Most people know they should eat vegetables to stay healthy, but many fail to do so. A new report suggests people might be enticed into eating more veggies if there is a little zest — in the name, not the dish.
Previous studies suggest people think food labeled as “healthy” doesn’t taste as good as “regular” food. Researchers at Stanford University wondered if that was because of the food or because of the label.
To find out, they set up an experiment in a college cafeteria. Over 46 days, they offered eight different types of vegetables — beets, corn, green beans, sweet potatoes, butternut squash, zucchini, bok choy and mushrooms, and carrots. Each type of vegetable was prepared the same way every time, but each day the researchers labeled them using four different types of names. One day, diners could eat “corn,” and the next, “rich buttery roasted sweet corn.” On the third day they ate “reduced-sodium corn,” and on the fourth, “vitamin-rich corn.”

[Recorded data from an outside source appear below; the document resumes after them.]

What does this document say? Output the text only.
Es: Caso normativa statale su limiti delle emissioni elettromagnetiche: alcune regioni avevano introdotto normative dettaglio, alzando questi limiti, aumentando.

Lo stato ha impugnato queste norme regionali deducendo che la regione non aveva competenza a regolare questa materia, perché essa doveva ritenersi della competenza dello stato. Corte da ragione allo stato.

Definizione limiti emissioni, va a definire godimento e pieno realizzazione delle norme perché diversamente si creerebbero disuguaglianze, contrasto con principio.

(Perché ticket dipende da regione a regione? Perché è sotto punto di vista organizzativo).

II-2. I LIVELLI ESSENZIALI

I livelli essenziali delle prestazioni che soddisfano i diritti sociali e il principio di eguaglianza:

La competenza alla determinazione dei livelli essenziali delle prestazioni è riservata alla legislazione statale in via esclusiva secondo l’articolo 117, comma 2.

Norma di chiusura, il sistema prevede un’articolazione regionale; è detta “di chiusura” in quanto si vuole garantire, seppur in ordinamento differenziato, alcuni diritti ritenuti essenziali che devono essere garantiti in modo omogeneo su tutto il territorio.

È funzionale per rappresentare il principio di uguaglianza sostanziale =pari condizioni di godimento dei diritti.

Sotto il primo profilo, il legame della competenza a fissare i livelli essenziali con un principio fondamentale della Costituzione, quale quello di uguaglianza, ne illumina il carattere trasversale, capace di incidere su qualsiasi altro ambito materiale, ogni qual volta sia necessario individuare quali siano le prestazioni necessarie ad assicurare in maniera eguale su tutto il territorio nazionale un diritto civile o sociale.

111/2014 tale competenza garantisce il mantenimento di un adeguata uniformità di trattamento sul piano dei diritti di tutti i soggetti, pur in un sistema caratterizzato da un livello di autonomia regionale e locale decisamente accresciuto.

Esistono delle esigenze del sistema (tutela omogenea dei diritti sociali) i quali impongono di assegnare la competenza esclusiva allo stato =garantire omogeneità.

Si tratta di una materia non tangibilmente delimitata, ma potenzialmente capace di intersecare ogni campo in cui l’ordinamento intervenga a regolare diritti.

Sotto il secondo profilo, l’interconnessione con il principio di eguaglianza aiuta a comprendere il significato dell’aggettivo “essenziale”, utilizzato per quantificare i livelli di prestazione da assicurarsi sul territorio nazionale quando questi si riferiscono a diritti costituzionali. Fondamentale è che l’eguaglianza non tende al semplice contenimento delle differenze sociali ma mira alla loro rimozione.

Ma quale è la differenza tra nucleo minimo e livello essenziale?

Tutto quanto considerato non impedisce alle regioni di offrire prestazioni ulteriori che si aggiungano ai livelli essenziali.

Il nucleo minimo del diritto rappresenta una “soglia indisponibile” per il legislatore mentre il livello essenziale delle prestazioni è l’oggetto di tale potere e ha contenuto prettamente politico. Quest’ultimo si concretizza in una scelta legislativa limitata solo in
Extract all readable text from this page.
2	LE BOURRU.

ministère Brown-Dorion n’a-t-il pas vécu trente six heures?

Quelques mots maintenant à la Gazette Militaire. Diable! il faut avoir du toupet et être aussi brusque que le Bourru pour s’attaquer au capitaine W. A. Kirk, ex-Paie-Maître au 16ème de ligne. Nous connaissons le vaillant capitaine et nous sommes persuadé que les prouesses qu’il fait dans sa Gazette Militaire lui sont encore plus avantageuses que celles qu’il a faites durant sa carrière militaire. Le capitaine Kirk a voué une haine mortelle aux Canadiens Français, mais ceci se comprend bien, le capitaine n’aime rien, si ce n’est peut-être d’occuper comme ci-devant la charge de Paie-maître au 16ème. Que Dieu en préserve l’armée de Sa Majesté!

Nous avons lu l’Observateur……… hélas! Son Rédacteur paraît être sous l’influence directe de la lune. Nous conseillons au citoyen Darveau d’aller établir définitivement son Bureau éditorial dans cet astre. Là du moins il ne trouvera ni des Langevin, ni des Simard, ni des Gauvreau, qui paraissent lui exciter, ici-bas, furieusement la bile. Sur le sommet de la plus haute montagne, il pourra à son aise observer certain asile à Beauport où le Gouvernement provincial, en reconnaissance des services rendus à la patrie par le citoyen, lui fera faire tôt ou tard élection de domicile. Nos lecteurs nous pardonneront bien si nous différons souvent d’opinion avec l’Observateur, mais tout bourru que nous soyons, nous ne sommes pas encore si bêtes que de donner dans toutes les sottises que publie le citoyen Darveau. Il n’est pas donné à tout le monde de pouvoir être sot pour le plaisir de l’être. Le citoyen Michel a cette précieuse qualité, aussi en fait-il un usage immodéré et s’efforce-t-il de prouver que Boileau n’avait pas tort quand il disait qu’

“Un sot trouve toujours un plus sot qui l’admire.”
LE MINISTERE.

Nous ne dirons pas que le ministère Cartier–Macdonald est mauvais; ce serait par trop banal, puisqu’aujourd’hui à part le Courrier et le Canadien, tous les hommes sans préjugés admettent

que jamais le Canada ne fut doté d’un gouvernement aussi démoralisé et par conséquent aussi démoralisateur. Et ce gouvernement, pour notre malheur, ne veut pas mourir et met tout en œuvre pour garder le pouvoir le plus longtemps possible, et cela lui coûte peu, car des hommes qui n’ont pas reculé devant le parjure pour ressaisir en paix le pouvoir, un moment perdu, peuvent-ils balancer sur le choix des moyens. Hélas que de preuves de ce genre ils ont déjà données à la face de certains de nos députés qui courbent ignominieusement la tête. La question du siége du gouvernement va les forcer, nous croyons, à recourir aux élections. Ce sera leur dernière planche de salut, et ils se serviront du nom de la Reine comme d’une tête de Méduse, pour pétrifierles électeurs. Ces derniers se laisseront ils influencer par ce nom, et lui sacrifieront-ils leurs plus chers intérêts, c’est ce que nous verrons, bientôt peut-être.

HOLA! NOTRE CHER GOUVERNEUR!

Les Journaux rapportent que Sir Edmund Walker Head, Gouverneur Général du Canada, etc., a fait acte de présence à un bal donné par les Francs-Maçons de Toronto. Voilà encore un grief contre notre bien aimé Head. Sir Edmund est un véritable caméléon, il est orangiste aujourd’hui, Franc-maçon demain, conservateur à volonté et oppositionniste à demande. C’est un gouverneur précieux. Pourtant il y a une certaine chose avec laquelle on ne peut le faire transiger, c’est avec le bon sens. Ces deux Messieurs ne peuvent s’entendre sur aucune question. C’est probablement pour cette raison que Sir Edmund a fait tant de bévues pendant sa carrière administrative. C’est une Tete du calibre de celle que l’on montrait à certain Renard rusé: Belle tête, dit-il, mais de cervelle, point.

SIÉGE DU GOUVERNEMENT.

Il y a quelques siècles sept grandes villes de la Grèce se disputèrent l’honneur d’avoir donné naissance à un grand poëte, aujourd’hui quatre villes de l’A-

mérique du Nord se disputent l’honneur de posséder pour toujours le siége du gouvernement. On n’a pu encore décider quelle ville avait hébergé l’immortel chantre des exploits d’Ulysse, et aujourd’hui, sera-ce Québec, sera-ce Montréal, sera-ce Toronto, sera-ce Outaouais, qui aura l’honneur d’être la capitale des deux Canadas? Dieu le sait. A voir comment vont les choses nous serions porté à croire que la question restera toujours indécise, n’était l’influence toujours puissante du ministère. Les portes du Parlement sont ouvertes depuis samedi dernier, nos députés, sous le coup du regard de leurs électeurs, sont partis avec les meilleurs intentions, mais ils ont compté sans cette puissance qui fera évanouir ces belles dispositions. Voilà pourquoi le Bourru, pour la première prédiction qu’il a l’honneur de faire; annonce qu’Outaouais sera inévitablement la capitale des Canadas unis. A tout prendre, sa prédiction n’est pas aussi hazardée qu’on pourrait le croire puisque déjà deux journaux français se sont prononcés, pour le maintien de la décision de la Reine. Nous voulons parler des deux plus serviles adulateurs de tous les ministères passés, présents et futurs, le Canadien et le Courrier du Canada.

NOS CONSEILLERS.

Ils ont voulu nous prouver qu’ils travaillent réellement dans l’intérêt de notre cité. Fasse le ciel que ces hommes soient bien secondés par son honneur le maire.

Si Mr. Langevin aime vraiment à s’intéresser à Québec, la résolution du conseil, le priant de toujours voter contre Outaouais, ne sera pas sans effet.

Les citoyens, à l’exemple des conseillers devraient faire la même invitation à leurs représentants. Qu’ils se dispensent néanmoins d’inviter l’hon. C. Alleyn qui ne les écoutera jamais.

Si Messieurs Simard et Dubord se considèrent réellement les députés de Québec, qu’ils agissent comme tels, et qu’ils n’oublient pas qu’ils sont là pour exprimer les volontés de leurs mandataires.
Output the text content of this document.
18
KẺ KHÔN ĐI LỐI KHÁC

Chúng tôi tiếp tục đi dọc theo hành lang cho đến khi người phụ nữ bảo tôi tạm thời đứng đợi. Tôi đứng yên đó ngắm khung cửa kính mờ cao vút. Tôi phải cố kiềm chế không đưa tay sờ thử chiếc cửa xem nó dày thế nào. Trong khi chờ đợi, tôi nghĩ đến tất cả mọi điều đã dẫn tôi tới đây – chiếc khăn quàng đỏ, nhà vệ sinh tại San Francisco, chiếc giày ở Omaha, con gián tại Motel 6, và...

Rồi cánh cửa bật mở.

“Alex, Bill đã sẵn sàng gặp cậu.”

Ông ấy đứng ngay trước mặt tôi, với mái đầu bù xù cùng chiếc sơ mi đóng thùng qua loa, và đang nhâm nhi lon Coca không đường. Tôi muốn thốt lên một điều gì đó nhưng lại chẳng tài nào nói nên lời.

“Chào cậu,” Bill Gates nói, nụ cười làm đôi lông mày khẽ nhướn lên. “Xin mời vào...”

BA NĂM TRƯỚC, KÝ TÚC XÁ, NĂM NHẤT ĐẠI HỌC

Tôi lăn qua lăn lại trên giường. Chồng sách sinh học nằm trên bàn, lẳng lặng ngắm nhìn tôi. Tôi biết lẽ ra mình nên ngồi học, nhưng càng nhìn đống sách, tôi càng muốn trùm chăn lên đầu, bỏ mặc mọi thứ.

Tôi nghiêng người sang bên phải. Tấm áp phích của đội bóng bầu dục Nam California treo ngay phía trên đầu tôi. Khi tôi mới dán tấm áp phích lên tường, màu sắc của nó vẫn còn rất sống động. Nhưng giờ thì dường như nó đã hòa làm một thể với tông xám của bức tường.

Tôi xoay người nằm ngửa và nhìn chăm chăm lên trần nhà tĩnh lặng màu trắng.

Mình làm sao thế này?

They found people were 25 percent more likely to eat vegetables with snazzy names than those just called, say, carrots. And they were 35 to 40 percent more likely to choose vegetables with an indulgent label than when the veggies were labeled with a healthy positive label, such as “wholesome,” or a healthy restrictive label such as “lighter choice.” Also, people consumed more vegetables on days when the vegetables had cool names than they did on days when the same vegetables had ordinary or healthy labels.